这篇文章主要介绍spark 3.0.1中AQE配置的示例分析,文中介绍的非常详细,具有一定的参考价值,感兴趣的小伙伴们一定要看完!
从spark configuration,到在最早在spark 1.6版本就已经有了AQE;到了spark 2.x版本,intel大数据团队进行了相应的原型开发和实践;到了spark 3.0时代,Databricks和intel一起为社区贡献了新的AQE
| 配置项 | 默认值 | 官方说明 | 分析 |
|---|---|---|---|
| spark.sql.adaptive.enabled | false | 是否开启自适应查询 | 此处设置为true开启 |
| spark.sql.adaptive.coalescePartitions.enabled | true | 是否合并临近的shuffle分区(根据'spark.sql.adaptive.advisoryPartitionSizeInBytes'的阈值来合并) | 此处默认为true开启,分析见: 分析1 |
| spark.sql.adaptive.coalescePartitions.initialPartitionNum | (none) | shuffle合并分区之前的初始分区数,默认为spark.sql.shuffle.partitions的值 | 分析见:分析2 |
| spark.sql.adaptive.coalescePartitions.minPartitionNum | (none) | shuffle 分区合并后的最小分区数,默认为spark集群的默认并行度 | 分析见: 分析3 |
| spark.sql.adaptive.advisoryPartitionSizeInBytes | 64MB | 建议的shuffle分区的大小,在合并分区和处理join数据倾斜的时候用到 | 分析见:分析3 |
| spark.sql.adaptive.skewJoin.enabled | true | 是否开启join中数据倾斜的自适应处理 | |
| spark.sql.adaptive.skewJoin.skewedPartitionFactor | 5 | 数据倾斜判断因子,必须同时满足skewedPartitionFactor和skewedPartitionThresholdInBytes | 分析见:分析4 |
| spark.sql.adaptive.skewJoin.skewedPartitionThresholdInBytes | 256MB | 数据倾斜判断阈值,必须同时满足skewedPartitionFactor和skewedPartitionThresholdInBytes | 分析见:分析4 |
| spark.sql.adaptive.logLevel | debug | 配置自适应执行的计划改变日志 | 调整为info级别,便于观察自适应计划的改变 |
| spark.sql.adaptive.nonEmptyPartitionRatioForBroadcastJoin | 0.2 | 转为broadcastJoin的非空分区比例阈值,>=该值,将不会转换为broadcastjoin | 分析见:分析5 |
在OptimizeSkewedJoin.scala中,我们看到ADVISORY_PARTITION_SIZE_IN_BYTES,也就是spark.sql.adaptive.advisoryPartitionSizeInBytes被引用的地方, (OptimizeSkewedJoin是物理计划中的规则)
/**
* The goal of skew join optimization is to make the data distribution more even. The target size
* to split skewed partitions is the average size of non-skewed partition, or the
* advisory partition size if avg size is smaller than it.
*/
private def targetSize(sizes: Seq[Long], medianSize: Long): Long = {
val advisorySize = conf.getConf(SQLConf.ADVISORY_PARTITION_SIZE_IN_BYTES)
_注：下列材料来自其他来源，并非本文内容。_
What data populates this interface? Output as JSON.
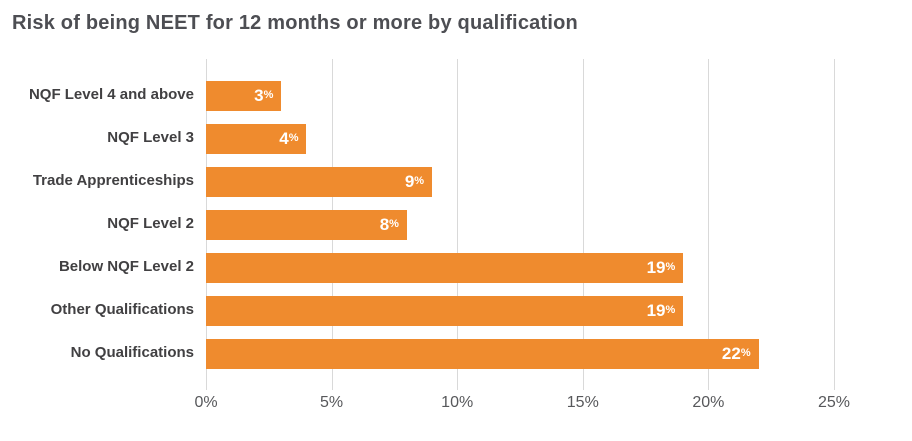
{
  "title": "Risk of being NEET for 12 months or more by qualification",
  "chart_data": {
    "type": "bar",
    "orientation": "horizontal",
    "title": "Risk of being NEET for 12 months or more by qualification",
    "categories": [
      "NQF Level 4 and above",
      "NQF Level 3",
      "Trade Apprenticeships",
      "NQF Level 2",
      "Below NQF Level 2",
      "Other Qualifications",
      "No Qualifications"
    ],
    "values": [
      3,
      4,
      9,
      8,
      19,
      19,
      22
    ],
    "value_suffix": "%",
    "xlabel": "",
    "ylabel": "",
    "xlim": [
      0,
      25
    ],
    "x_tick_values": [
      0,
      5,
      10,
      15,
      20,
      25
    ],
    "x_tick_labels": [
      "0%",
      "5%",
      "10%",
      "15%",
      "20%",
      "25%"
    ],
    "grid": "vertical",
    "legend": "none"
  },
  "colors": {
    "bar": "#EF8B2E",
    "title_text": "#4D4E53",
    "category_label": "#414042",
    "axis_label": "#57585B",
    "gridline": "#D9D9D9",
    "value_label": "#FFFFFF"
  }
}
val nonSkewSizes = sizes.filterNot(isSkewed(_, medianSize))
// It's impossible that all the partitions are skewed, as we use median size to define skew.
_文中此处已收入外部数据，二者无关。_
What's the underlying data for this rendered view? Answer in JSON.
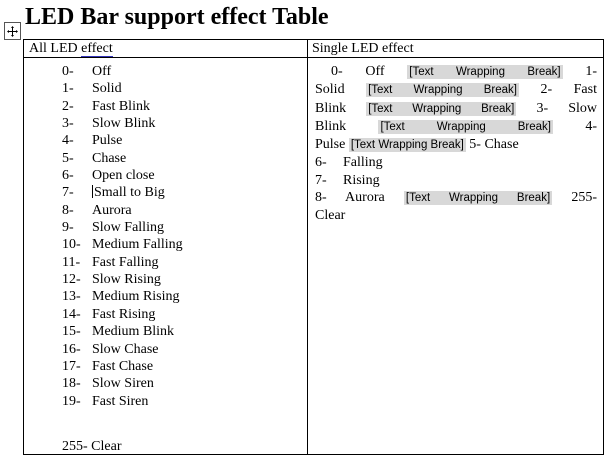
{
  "title": "LED Bar support effect Table",
  "colors": {
    "highlight": "#d8d8d8",
    "link_underline": "#3333bb",
    "border": "#000000"
  },
  "icons": {
    "table_move_handle": "move-cross-icon"
  },
  "table": {
    "header_left_prefix": "All LED ",
    "header_left_link": "effect",
    "header_right": "Single LED effect",
    "all_led_effects": [
      {
        "num": "0-",
        "name": "Off"
      },
      {
        "num": "1-",
        "name": "Solid"
      },
      {
        "num": "2-",
        "name": "Fast Blink"
      },
      {
        "num": "3-",
        "name": "Slow Blink"
      },
      {
        "num": "4-",
        "name": "Pulse"
      },
      {
        "num": "5-",
        "name": "Chase"
      },
      {
        "num": "6-",
        "name": "Open close"
      },
      {
        "num": "7-",
        "name": "Small to Big",
        "cursor": true
      },
      {
        "num": "8-",
        "name": "Aurora"
      },
      {
        "num": "9-",
        "name": "Slow Falling"
      },
      {
        "num": "10-",
        "name": "Medium Falling"
      },
      {
        "num": "11-",
        "name": "Fast Falling"
      },
      {
        "num": "12-",
        "name": "Slow Rising"
      },
      {
        "num": "13-",
        "name": "Medium Rising"
      },
      {
        "num": "14-",
        "name": "Fast Rising"
      },
      {
        "num": "15-",
        "name": "Medium Blink"
      },
      {
        "num": "16-",
        "name": "Slow Chase"
      },
      {
        "num": "17-",
        "name": "Fast Chase"
      },
      {
        "num": "18-",
        "name": "Slow Siren"
      },
      {
        "num": "19-",
        "name": "Fast Siren"
      }
    ],
    "all_led_footer": "255- Clear",
    "wrapping_break_label": "[Text Wrapping Break]",
    "single_led_lines": [
      {
        "align": "justify",
        "indent": true,
        "segments": [
          {
            "text": "0- Off ",
            "hl": false
          },
          {
            "text": "[Text Wrapping Break]",
            "hl": true
          },
          {
            "text": " 1-",
            "hl": false
          }
        ]
      },
      {
        "align": "justify",
        "segments": [
          {
            "text": "Solid ",
            "hl": false
          },
          {
            "text": "[Text Wrapping Break]",
            "hl": true
          },
          {
            "text": " 2- Fast",
            "hl": false
          }
        ]
      },
      {
        "align": "justify",
        "segments": [
          {
            "text": "Blink ",
            "hl": false
          },
          {
            "text": "[Text Wrapping Break]",
            "hl": true
          },
          {
            "text": " 3- Slow",
            "hl": false
          }
        ]
      },
      {
        "align": "justify",
        "segments": [
          {
            "text": "Blink ",
            "hl": false
          },
          {
            "text": "[Text Wrapping Break]",
            "hl": true
          },
          {
            "text": " 4-",
            "hl": false
          }
        ]
      },
      {
        "align": "left",
        "segments": [
          {
            "text": "Pulse ",
            "hl": false
          },
          {
            "text": "[Text Wrapping Break]",
            "hl": true
          },
          {
            "text": " 5- Chase",
            "hl": false
          }
        ]
      },
      {
        "align": "tab",
        "num": "6-",
        "name": "Falling"
      },
      {
        "align": "tab",
        "num": "7-",
        "name": "Rising"
      },
      {
        "align": "justify",
        "segments": [
          {
            "text": "8- Aurora ",
            "hl": false
          },
          {
            "text": "[Text Wrapping Break]",
            "hl": true
          },
          {
            "text": " 255-",
            "hl": false
          }
        ]
      },
      {
        "align": "left",
        "segments": [
          {
            "text": "Clear",
            "hl": false
          }
        ]
      }
    ]
  }
}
assert(nonSkewSizes.nonEmpty)
math.max(advisorySize, nonSkewSizes.sum / nonSkewSizes.length)
}其中:
nonSkewSizes为task非倾斜的分区
targetSize返回的是max(非倾斜的分区的平均值,advisorySize),其中advisorySize为spark.sql.adaptive.advisoryPartitionSizeInBytes值,所以说 targetSize不一定是spark.sql.adaptive.advisoryPartitionSizeInBytes值
medianSize值为task的分区大小的中位值
在SQLConf.scala
def numShufflePartitions: Int = {
if (adaptiveExecutionEnabled && coalesceShufflePartitionsEnabled) {
getConf(COALESCE_PARTITIONS_INITIAL_PARTITION_NUM).getOrElse(defaultNumShufflePartitions)
} else {
defaultNumShufflePartitions
}
}从spark 3.0.1开始如果开启了AQE和shuffle分区合并,则用的是spark.sql.adaptive.coalescePartitions.initialPartitionNum,这在如果有多个shuffle stage的情况下,增加分区数,可以有效的增强shuffle分区合并的效果
在CoalesceShufflePartitions.scala,CoalesceShufflePartitions是一个物理计划的规则,会执行如下操作
if (!shuffleStages.forall(_.shuffle.canChangeNumPartitions)) {
plan
} else {
// `ShuffleQueryStageExec#mapStats` returns None when the input RDD has 0 partitions,
// we should skip it when calculating the `partitionStartIndices`.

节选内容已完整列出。